Guatemala – Been There
Amazing aromas and pure-hearted people
When I take the anarchic road to Antigua in the central highlands of Guatemala, I feel as if I need some credit with the ancient gods.
Shops are crammed together by the roadside behind narrow sidewalks, offering the bright Chinese plastic and cheap clothing that mark poor areas worldwide. There are more tire shops than seems economically feasible, while suicidal motorbikers and tuk-tuks fight for road space.
The road descends into the shadow of four volcanoes, one active enough to be sending a puff of smoke high into the cloudy sky. Antigua’s cobbled streets are teeth-achingly rough but very much part of the town’s character. It retains its handsome colonial one-story buildings that spread away on all sides down narrow streets. “A lot of people who visit go home, sell everything and move here to stay,” says Norman. Ninett de Córdova, originally from Guatemala City, is one, having settled here to manage a boutique hotel. Maison de la Luz, like several other upmarket hotels in the town, is stylishly converted from a former colonial house.

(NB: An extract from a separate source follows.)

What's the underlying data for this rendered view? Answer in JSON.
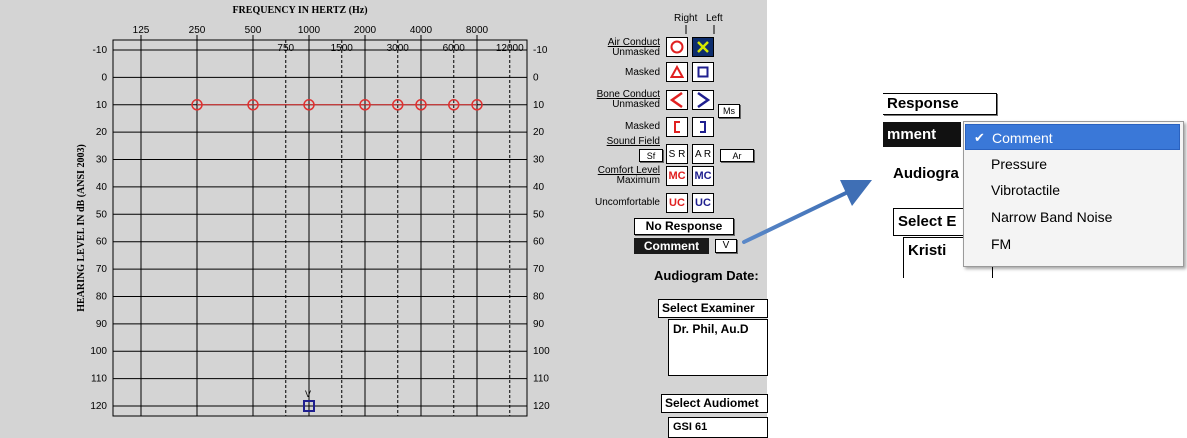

“I loved Antigua when I visited and, now that now I live here, I love it even more,” she says. “Younger people like the bars and clubs but I enjoy just walking around appreciating the atmosphere. It is very relaxed and you feel safe, which you do not always do in Guatemala City, like any big city. The people are pure-hearted. I also love the colors; the colors of the walls and of the women in the market. Their clothes are rich and intense, with the sort of palette you would never find in a shop. Then there are the smells, like in Holy Week (during Easter) when the roads are carpeted with pictures made from flowers or sawdust. When the procession goes by, the aroma that rises is amazing.”
The town’s people are as much part of its appeal as anything else. They smile easily and are happy to draw me into their life. When I show interest in a school, I am invited to watch morning assembly, when white-gloved students earnestly carry the national flag to the stage as all sing the country’s and school’s anthems.
In the evening, the central plaza is filled with more students studying under street lights and a group of youths practicing hip hop moves with great athleticism. All are friendly and happy to chat. The evening light smooths out the town’s ruins, some dating to the 1773 earthquake, to show it at its best.